‘ClosetCon '13’
Season 5, Episode 8 - Aired November 20, 2013
As Claire and Jay head to a closet industry trade show, Phil gets in trouble back at Jay's house. Meanwhile, Cameron is excited to show Mitchell and Lily what life is like on the farm, until Grams makes an unexpected appearance.
Quote from Phil
Phil: Okay. All that's left is to reattach the lander to the command module. We got one shot at this, fellas. If we fail, Jay's gonna burn up on re-entry into this house. Am I right?
Frank: [laughing over video chat] Hole in one, son!
Phil: Thanks, Dad.
Quote from Jay
Jay: [aside to camera] ClosetCon is the premier North American trade show for the closet industry. I stopped going years ago 'cause it's a trade show for the closet industry.
Quote from Jay
Claire: This schedule is incredible. Dad, there's a 10:45 session on sustainable materials. We have got to hit that.

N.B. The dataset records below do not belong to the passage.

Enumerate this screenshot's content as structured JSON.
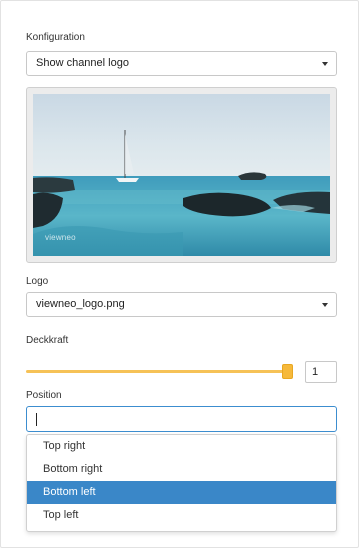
{
  "config": {
    "label": "Konfiguration",
    "selected": "Show channel logo"
  },
  "preview": {
    "watermark": "viewneo"
  },
  "logo": {
    "label": "Logo",
    "selected": "viewneo_logo.png"
  },
  "opacity": {
    "label": "Deckkraft",
    "value": "1",
    "slider_fraction": 1
  },
  "position": {
    "label": "Position",
    "input_value": "",
    "options": [
      "Top right",
      "Bottom right",
      "Bottom left",
      "Top left"
    ],
    "highlighted": "Bottom left"
  },
  "colors": {
    "accent_blue": "#3a87c8",
    "slider": "#f6c257",
    "focus_border": "#3c8dcf"
  }
}
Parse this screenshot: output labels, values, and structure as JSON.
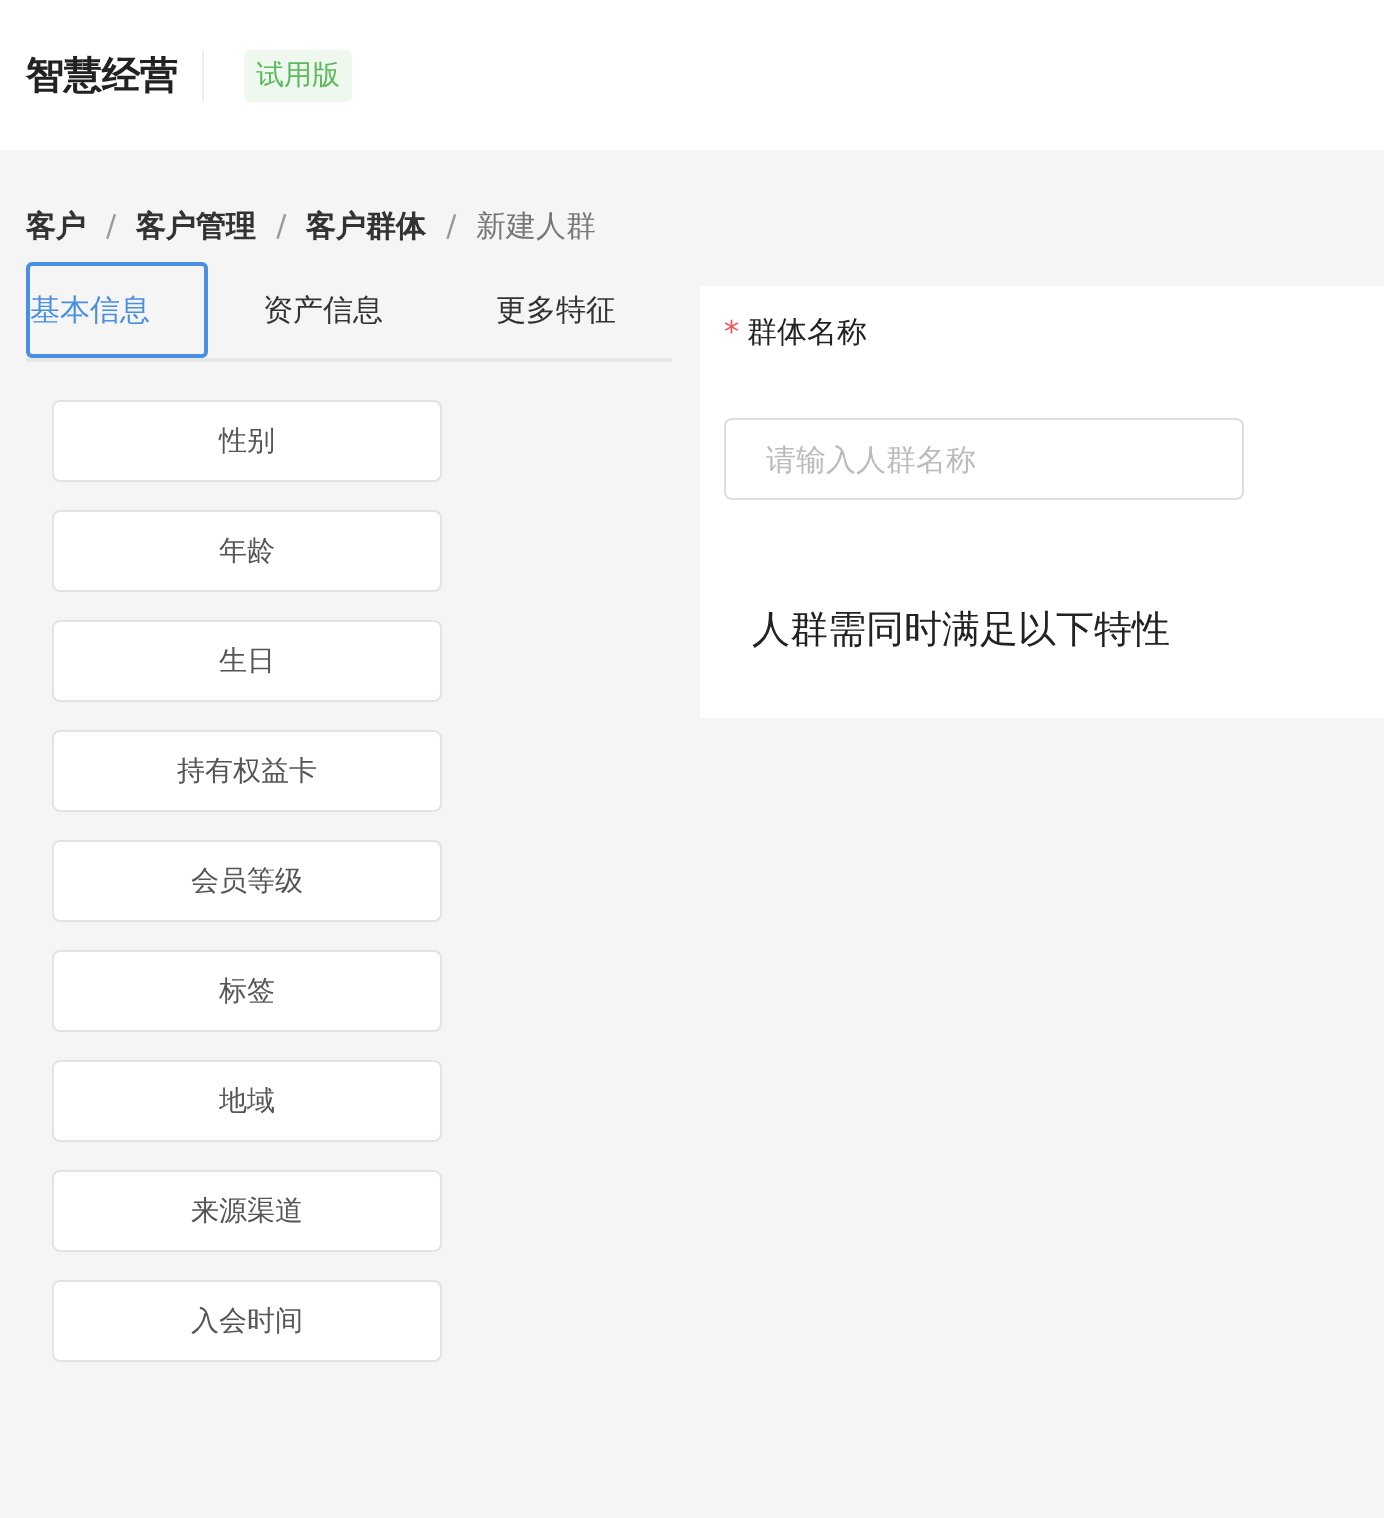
{
  "header": {
    "title": "智慧经营",
    "badge": "试用版"
  },
  "breadcrumb": [
    {
      "label": "客户",
      "current": false
    },
    {
      "label": "客户管理",
      "current": false
    },
    {
      "label": "客户群体",
      "current": false
    },
    {
      "label": "新建人群",
      "current": true
    }
  ],
  "separator": "/",
  "tabs": [
    {
      "label": "基本信息",
      "selected": true
    },
    {
      "label": "资产信息",
      "selected": false
    },
    {
      "label": "更多特征",
      "selected": false
    }
  ],
  "features": [
    "性别",
    "年龄",
    "生日",
    "持有权益卡",
    "会员等级",
    "标签",
    "地域",
    "来源渠道",
    "入会时间"
  ],
  "form": {
    "label": "群体名称",
    "required": true,
    "required_mark": "*",
    "placeholder": "请输入人群名称",
    "condition_title": "人群需同时满足以下特性"
  }
}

Mm, but it overlaps with the 11:00 A.M. panel on paneling. And a breakout session on shoe storage.
Jay: Little advice: the convention floor is for suckers. All work is done at the bar, unless Tony G. and Layla are singing standards, in which case, no work, prepare to be entertained.
Claire: Dad, I came here to learn, not sit at the bar and drink.
Jay: You do what you want. I'm getting a scotch.
Quote from Lily
Mitchell: Ooh, good. Breakfast.
Cameron: Breakfast? Try lunch.
Lily: We wake up early on the farm.
Cameron: Sure do.
Quote from Mitchell
Mitchell: What a pig sty, huh?
Cameron: [chuckles] Cute. Daddy went to town, he's gonna be there till supper, so I'm helping mama slop the pigs. You want to- You want to pitch in?
Mitchell: I don't know, I just ate that bacon, so... How's that gonna look?
Quote from Mitchell
Lily: Do it again!
Mitchell: No, sweetheart. I think once was enough. We don't-
Cameron: [shouting] S-o-o-o-o-o-o-o-o-ooey!
Mitchell: There's actually an animal that runs toward that sound, huh?
Quote from Phil
Phil: Fun family time with this little newsy and a steak dinner. Who says people at the closet convention get all the fun?
Luke: No one. No one says that.
Quote from Alex
Haley: I am telling you, the way he looked at me when I came to the door, it is so on.
Alex: Kind of seemed like he was just delivering pizza, and you were giving him money.
Gloria: What are you guys talking about?
Alex: Chuck, the pizza guy from last night. He's shy and thoughtful and wears a Princeton sweatshirt. Hardly Haley's type.
Haley: Oh, my God. You love him.
Alex: What? No! I- How would you say I love him? He's been to our house exactly three times. That's ridiculous, Haley! Don't even look at me. This is so stupid.
Gloria: She loves him.
Quote from Jay
Jay: [aside to camera] There is a room off the kitchen at Jay's house that's always locked. I try it every time I'm there. I've spent countless hours imagining that that room is a house of treasure a palace of ceaseless wonder.
Quote from Phil
Luke: Is that-
Phil: A replica of Apollo 13. Look at the detail. You can almost see the astronauts drinking teeny, tiny Tang.